How To Peel and Mince Fresh Ginger
Spoon, preferably one with a thin edge
Large sharp knife
Peeling ginger with a spoon. Using the edge of the spoon with the convex of the bowl facing towards you, scrape away the ginger's papery skin using firm, downward strokes. You can anchor the root on a cutting board or hold it in your other hand, either will work. Scrape away as much as needed from the larger root (the rest of the root will give you a nice 'handle' to steady the process) or the whole piece if that's what's needed. The spoon will make it easier to work your way over and around all the little nubs. With a spoon, pretty much just the skin will be removed.
Peeling ginger with a vegetable peeler. In the same way you would use the spoon, peel the skin from the root. You will need a little more caution here as you can potentially cut yourself with the peeler and you will also notice that you are taking off some of the flesh. The peeler should be able to handle the bumps and nubs but again, use caution as this is the classic place to slip and cut yourself.
Mincing ginger by hand. Cut the ginger into coins. Using a large, sharp knife, cut the peeled ginger crosswise into coins. The thickness of the coins will determine how fine your mince will be: thinner coins will yield a finer mince. Cut the coins into matchsticks and then tiny cubes. Stack a few coins up. Do not make too high of a pile as the coins can easily slip when cutting and cause you to loose control of your knife. Cut the matchstick crosswise into a mince. Repeat with remaining coins.

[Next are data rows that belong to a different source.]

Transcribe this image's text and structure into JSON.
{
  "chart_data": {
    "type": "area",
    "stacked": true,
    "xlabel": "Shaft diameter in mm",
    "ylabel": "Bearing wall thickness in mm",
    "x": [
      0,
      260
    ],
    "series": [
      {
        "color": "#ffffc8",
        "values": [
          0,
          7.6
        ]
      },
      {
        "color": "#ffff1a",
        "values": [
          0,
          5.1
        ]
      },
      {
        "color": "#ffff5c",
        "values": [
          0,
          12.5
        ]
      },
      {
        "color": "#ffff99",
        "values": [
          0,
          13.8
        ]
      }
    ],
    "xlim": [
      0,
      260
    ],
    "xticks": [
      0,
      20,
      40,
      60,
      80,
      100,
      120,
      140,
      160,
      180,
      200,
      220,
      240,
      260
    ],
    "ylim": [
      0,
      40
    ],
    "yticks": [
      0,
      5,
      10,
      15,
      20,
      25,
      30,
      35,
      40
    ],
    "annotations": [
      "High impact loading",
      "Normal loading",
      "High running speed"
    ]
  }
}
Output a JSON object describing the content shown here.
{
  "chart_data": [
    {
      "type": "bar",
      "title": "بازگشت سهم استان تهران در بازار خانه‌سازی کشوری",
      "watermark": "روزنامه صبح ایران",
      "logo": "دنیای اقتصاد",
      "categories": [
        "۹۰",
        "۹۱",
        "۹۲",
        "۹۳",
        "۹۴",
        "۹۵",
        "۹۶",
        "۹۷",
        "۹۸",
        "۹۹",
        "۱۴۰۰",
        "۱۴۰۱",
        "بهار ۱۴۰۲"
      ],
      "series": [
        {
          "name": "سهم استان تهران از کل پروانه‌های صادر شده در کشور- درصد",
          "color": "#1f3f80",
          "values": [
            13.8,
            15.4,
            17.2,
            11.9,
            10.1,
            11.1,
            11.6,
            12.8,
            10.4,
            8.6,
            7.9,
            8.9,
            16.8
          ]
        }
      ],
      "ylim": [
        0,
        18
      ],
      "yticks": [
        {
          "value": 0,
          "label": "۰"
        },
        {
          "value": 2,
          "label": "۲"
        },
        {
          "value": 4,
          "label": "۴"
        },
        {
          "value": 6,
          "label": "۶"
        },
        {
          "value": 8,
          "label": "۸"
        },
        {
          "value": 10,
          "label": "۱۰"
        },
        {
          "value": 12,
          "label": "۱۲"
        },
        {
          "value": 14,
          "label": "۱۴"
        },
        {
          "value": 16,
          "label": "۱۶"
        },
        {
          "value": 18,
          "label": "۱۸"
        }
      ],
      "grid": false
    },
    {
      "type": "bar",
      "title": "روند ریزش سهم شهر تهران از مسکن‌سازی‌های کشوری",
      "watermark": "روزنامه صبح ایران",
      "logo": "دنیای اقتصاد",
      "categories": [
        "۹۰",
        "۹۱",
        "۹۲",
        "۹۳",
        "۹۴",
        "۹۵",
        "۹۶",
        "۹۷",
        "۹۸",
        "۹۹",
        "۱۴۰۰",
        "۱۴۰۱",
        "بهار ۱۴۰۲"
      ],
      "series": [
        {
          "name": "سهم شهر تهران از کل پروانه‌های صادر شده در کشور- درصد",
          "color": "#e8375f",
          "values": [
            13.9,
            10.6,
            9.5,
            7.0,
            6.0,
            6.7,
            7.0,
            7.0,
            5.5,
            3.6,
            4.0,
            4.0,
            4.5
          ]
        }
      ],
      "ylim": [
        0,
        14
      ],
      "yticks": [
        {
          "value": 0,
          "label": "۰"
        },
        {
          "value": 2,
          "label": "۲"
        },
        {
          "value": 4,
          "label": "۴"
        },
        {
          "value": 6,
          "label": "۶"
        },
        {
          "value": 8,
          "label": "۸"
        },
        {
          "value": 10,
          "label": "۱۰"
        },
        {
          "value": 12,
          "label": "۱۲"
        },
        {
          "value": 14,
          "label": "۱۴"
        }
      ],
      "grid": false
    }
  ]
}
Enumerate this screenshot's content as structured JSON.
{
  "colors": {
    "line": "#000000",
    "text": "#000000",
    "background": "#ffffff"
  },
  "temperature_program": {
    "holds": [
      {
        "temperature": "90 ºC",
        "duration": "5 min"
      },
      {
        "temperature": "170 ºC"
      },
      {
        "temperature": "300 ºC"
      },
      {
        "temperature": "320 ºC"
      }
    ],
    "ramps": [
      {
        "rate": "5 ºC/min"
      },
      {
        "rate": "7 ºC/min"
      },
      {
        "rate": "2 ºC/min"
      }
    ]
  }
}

Chop again if needed. I sometimes take my knife and chop it while moving it through the whole pile to chop any bigger pieces that I may have missed the first time. This is sometimes called 'running your knife through.'
Mincing ginger on the microplane. The microplane is an excellent tool if you want superfine, even pureed, ginger. It will often create some juice, so be sure to use it over a plate or bowl. Simply rub your ginger on the microplane using a fair amount of pressure, being cautious as you get to the end of your piece as you can easily scrape your fingers on its razor sharp surface. You may have to scrape the ginger pulp off of the back of the microplane or give it a firm whack to dislodge the ginger. This method and its results are similar to what you would get if you used a traditional asian ginger grater.